Friday 30 June 2017

Rahab, a Hero of Faith (Part 5)

This is the final in the Rahab of Jericho series and follows on from Part 1, Part 2, Part 3 and Part 4.

A flower of the field ~ Israel ~ June 2012

Remarkably, Rahab’s sins are never mentioned in the New Testament – only her faith and good deeds. In Hebrews, Rahab is commended for her faith, and James calls her righteous for what she did!

Hebrews 11:31
By faith Rahab the prostitute did not perish along with those who were disobedient, after she had welcomed the spies in peace.
James 2:25
And in the same way was not also Rahab the prostitute considered righteous by what she did when she received the messengers and sent them out by another way?

Rahab’s testimony is nothing short of miraculous and an amazing example of God’s loyalty - his steadfast love (Heb. ẖesed) - toward an exceptional outsider. While pious Jewish rabbis thanked God for not making them a Gentile, a woman, or a slave, Rahab’s life is testament to the fact that God’s power to save transcends all of these categories (cf. Gal 3:28). She, like all of the other heroes of faith before and after her, embodies what it means to put one’s trust in God...

Glance back at Hebrews 11:1 and 6...
Now faith is confidence in what we hope for and assurance about what we do not see.
And without faith it is impossible to please God, because anyone who comes to him must believe that he exists and that he rewards those who earnestly seek him.

Joshua 2:9-11

[Rahab] said to [the spies],
‘I know that the LORD has given this land to you 
and that a great fear of you has fallen on us, so that all who live in this country are melting in fear because of you.
We have heard how the LORD dried up the water of the Red Sea for you when you came out of Egypt,
and what you did to Sihon and Og, the two kings of the Amorites east of the Jordan, whom you completely destroyed.
When we heard of it, our hearts sank and everyone’s courage failed because of you,
for the LORD your God is God in heaven above and on the earth below. [1]

This female Canaanite prostitute was sure that the Lord had given the land of Canaan to the Israelites – she says, “I know” (v. 9) – even though it had not happened yet. It appears that what she could not see with human eyes (i.e. the consequences of opposing Israel) she could foresee with eyes of faith (Heb 11:1). And in a radical declaration of belief, Rahab goes even further and makes a statement of confession that, “...the LORD your God is God in heaven above and on the earth below” (Josh 2:11)! [2]

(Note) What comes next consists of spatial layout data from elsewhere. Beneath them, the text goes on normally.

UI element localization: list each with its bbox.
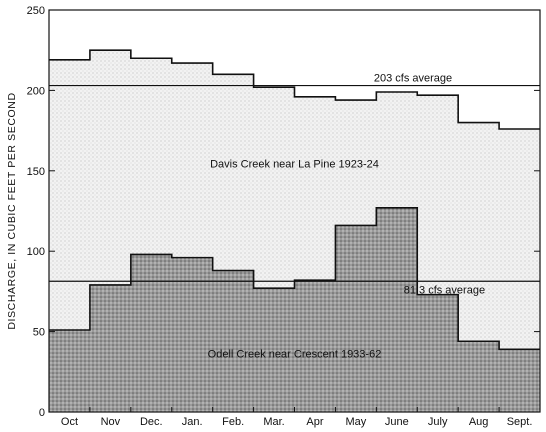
odell-bar-3 xyxy=(171,257,214,412)
y-tick-label-2: 100 xyxy=(27,246,45,258)
x-tick-label-5: Mar. xyxy=(263,416,284,428)
y-tick-label-5: 250 xyxy=(27,5,45,17)
y-axis-label: DISCHARGE, IN CUBIC FEET PER SECOND xyxy=(6,92,18,329)
y-tick-label-1: 50 xyxy=(33,327,45,339)
odell-bar-1 xyxy=(89,284,132,412)
x-tick-label-2: Dec. xyxy=(140,416,163,428)
odell-bar-5 xyxy=(253,288,295,412)
odell-bar-8 xyxy=(376,207,418,412)
odell-series-label: Odell Creek near Crescent 1933-62 xyxy=(208,348,382,360)
x-tick-label-7: May xyxy=(345,416,366,428)
odell-creek-bars xyxy=(49,207,541,412)
odell-bar-11 xyxy=(499,349,541,412)
odell-bar-6 xyxy=(294,280,336,412)
step-outlines xyxy=(49,49,540,351)
odell-bar-9 xyxy=(417,294,459,412)
davis-step-line xyxy=(49,49,540,130)
x-tick-label-11: Sept. xyxy=(507,416,533,428)
odell-bar-4 xyxy=(212,270,255,412)
y-axis-ticks: 0 50 100 150 200 250 xyxy=(27,5,540,419)
x-tick-label-0: Oct xyxy=(61,416,78,428)
y-tick-label-3: 150 xyxy=(27,166,45,178)
x-tick-label-3: Jan. xyxy=(182,416,203,428)
x-axis-ticks: Oct Nov Dec. Jan. Feb. Mar. Apr May June July Aug S… xyxy=(48,407,533,428)
odell-step-line xyxy=(49,206,540,351)
odell-average-label: 81.3 cfs average xyxy=(404,284,485,296)
odell-bar-10 xyxy=(458,341,500,412)
x-tick-label-9: July xyxy=(428,416,448,428)
y-tick-label-0: 0 xyxy=(39,407,45,419)
x-tick-label-8: June xyxy=(385,416,409,428)
y-tick-label-4: 200 xyxy=(27,85,45,97)
davis-average-label: 203 cfs average xyxy=(374,73,452,85)
x-tick-label-10: Aug xyxy=(469,416,489,428)
odell-bar-7 xyxy=(335,225,377,412)
x-tick-label-1: Nov xyxy=(101,416,121,428)
odell-bar-2 xyxy=(130,254,173,412)
odell-bar-0 xyxy=(49,329,91,412)
x-tick-label-4: Feb. xyxy=(222,416,244,428)
x-tick-label-6: Apr xyxy=(306,416,323,428)
davis-series-label: Davis Creek near La Pine 1923-24 xyxy=(210,159,379,171)
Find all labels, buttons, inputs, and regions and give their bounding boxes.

Rahab is different from all the other inhabitants of Jericho. They had all heard something of the Israelite victories and the God who supernaturally intervened for and empowered them (v. 10). Everyone living in Jericho was faced with the same irrefutable reports and had access to the same limited amount of information, but Rahab was different she was the only one who believed

Be a Rahab! Dare to have faith!

Bonhoeffer once wrote: "the one who believes is obedient, and the one who is obedient believes"[3]. And according to Hebrews 11:31, the difference between Rahab and the other inhabitants of Jericho was that she had faith - she believed and welcomed the spies - while they were those who were disobedient and did not. Having heard of the mighty deeds of God on behalf of his people, those in Jericho should have acknowledged God and welcomed his people instead of resisting them. On the other hand, Rahab obviously had a heart which was earnestly seeking God, and she was rewarded with LIFE: life as a result of not perishing when Jericho was defeated, but I think the text points beyond that, implying eternal life as part of the covenant community.

See a Rahab! Look out for those who are earnestly seeking God.

Even today, there are people in our country, our city, our homes, schools, and workplaces who are earnestly seeking God. Most might be dismissive or even openly critical of the Christian faith, so that those of us who are less bold become fearful of negativity and scepticism when sharing the gospel. But there are still people who are seeking God. They may only know a little, but God can do a lot with a little... and like Rahab, some of them are waiting to be given the opportunity to know more.
[1]  Rahab's speech in Joshua 2:9-11 forms a chiastic structure. "The casting of Rahab's words in a deliberate design conveys the impression that Rahab's actions are thoroughly thought out and not a result of panic". Elie Assis, "Chiasmus in Biblical Narrative: Rhetoric of Characterization", Prooftexts 22 (2002), 276, 278.
 [2] The final sentence (v. 11) is the climax of the speech in which Rahab expresses her belief in the might and sovereignty of God demonstrating that this Canaanite has now adopted Israel's monotheistic belief. Assis, 277.
[3] Dietrich Bonhoeffer, The Cost of Discipleship, trans. R. H. Fuller (New York: Macmillan, 1979), 99, 69.